Professor Beckert researches and teaches the history of the United States in the nineteenth century, with a particular emphasis on the history of capitalism, including its economic, social, political and transnational dimensions. He just published Empire of Cotton: A Global History, the first global history of the nineteenth century’s most important commodity. The book won the Bancroft Award, The Philip Taft Award, the Cundill Recognition for Excellence and was a finalist for the Pulitzer Prize. The New York Times named it one of the ten most important books of 2015. His other publications have focused on the nineteenth-century bourgeoisie, on labor, on democracy, on global history and on the connections between slavery and capitalism. Currently he is at work on a history of capitalism. Beckert teaches courses on the political economy of modern capitalism, the history of American capitalism, Gilded Age America, labor history, global capitalism and the history of European capitalism. Together with a group of students he has also worked on the historical connections between Harvard and slavery and published Harvard and Slavery: Seeking a Forgotten History.

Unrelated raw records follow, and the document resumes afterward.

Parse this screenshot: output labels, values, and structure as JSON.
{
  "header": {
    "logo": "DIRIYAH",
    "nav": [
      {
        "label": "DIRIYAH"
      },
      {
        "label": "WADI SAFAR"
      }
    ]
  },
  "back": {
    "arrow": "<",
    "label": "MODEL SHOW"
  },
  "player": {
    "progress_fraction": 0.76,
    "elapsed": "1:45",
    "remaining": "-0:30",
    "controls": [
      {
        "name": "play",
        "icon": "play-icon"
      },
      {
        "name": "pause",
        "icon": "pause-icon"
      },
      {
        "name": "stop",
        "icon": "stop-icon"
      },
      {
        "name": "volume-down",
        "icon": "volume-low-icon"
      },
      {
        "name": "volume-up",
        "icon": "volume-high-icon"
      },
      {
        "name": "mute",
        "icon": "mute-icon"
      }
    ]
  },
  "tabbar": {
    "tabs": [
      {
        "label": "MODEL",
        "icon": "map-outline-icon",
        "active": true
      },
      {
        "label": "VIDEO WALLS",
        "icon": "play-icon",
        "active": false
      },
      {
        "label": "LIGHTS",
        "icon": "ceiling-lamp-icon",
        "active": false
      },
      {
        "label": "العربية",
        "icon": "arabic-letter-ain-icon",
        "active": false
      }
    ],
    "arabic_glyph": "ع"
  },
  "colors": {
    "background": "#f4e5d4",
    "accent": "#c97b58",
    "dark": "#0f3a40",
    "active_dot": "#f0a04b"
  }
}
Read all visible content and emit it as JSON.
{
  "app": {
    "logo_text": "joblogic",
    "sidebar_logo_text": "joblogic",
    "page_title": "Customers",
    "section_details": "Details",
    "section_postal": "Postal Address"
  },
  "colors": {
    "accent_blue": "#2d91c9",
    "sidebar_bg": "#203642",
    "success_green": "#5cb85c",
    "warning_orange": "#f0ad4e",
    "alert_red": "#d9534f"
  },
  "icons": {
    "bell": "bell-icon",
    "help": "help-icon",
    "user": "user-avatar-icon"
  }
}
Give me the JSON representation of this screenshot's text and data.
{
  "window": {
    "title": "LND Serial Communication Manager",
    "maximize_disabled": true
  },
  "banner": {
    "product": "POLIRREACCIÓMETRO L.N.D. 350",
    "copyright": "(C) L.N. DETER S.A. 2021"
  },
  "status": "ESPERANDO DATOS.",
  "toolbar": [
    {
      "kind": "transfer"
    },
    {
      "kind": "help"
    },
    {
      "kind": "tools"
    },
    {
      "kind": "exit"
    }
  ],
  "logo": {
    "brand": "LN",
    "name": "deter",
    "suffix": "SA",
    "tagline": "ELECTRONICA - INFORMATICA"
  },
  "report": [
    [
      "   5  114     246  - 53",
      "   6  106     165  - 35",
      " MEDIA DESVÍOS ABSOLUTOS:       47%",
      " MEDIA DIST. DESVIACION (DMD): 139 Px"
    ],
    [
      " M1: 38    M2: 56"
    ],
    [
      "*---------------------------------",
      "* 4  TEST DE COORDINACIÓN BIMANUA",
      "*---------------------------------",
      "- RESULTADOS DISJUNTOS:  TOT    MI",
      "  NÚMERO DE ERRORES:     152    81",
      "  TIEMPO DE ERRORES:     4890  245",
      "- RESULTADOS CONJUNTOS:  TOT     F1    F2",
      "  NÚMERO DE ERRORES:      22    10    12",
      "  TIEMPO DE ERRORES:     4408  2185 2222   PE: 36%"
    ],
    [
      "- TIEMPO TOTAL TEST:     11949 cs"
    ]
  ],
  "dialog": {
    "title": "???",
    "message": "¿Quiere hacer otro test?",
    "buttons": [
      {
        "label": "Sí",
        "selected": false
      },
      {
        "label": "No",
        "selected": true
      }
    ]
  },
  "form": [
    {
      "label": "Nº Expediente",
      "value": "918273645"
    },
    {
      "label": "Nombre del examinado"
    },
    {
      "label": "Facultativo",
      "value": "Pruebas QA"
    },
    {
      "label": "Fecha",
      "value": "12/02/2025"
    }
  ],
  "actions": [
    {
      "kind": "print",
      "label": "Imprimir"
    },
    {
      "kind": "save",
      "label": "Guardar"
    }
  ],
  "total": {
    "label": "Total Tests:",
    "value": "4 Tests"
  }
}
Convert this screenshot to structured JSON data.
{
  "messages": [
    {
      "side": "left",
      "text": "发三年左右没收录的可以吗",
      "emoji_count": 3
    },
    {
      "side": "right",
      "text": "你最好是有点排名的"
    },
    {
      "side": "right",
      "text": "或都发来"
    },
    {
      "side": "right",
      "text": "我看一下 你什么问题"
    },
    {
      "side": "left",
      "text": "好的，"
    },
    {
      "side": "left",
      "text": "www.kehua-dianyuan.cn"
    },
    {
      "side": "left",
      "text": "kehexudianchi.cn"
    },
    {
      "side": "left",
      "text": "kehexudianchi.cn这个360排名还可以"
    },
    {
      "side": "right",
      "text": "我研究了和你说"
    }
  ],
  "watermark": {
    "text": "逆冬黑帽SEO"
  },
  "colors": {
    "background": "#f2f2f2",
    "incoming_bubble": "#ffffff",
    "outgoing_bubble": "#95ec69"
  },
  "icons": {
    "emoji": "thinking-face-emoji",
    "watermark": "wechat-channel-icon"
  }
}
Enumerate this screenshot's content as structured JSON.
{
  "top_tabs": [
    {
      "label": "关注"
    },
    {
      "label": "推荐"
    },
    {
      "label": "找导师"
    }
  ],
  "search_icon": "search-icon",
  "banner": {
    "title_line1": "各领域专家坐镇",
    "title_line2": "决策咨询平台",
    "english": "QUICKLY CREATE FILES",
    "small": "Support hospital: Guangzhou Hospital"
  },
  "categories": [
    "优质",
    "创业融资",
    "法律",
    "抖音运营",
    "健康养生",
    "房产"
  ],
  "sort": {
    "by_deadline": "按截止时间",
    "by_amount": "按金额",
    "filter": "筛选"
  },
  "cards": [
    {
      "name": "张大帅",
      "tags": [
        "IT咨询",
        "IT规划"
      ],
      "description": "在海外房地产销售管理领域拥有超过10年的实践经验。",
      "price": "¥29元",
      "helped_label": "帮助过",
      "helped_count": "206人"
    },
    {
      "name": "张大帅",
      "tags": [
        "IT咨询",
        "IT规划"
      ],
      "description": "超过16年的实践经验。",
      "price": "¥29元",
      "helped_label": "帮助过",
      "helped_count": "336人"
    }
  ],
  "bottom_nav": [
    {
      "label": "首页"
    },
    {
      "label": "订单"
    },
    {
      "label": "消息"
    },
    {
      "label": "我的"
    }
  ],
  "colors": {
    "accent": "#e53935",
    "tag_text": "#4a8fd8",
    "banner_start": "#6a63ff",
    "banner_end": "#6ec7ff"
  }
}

Beckert is co-chair of the Program on the Study of Capitalism at Harvard University , and co-chair of the Weatherhead Initiative on Global History (WIGH). Beyond Harvard, he co-chairs an international study group on global history, is co-editor of a series of books at Princeton University Press on “America in the World,” and has co-organized a series of conferences on the history of capitalism. He is a 2011 Guggenheim Fellow. He also directs the Harvard College Europe Program.


Selected Publications


FRIAS Research Project

Capitalism: A Global History

My current work analyzes the social and spatial spread of capitalism over the past 500 years. Charting one of the most impactful developments of the modern era, the book argues for a non-eurocentric and post-Cold War history that makes the global South an integral story of the full sweep of capitalism's history, and aims to leave some of the ideological binaries of the nineteenth century behind. Combining very local with very global analysis, I embed my narrative of economic change in accounts of politics, culture, and social structures, and show how very dispersed actors--from merchants in India to enslaved workers in the United States, from Saar industrialists to African peasants --structured the revolution of capitalism and brought about our contemporary world. The book will be published in 21 countries.

In addition, I am working along with a group of Dutch and Belgian colleagues on a large project on the history of commodity frontiers during the past 600 years.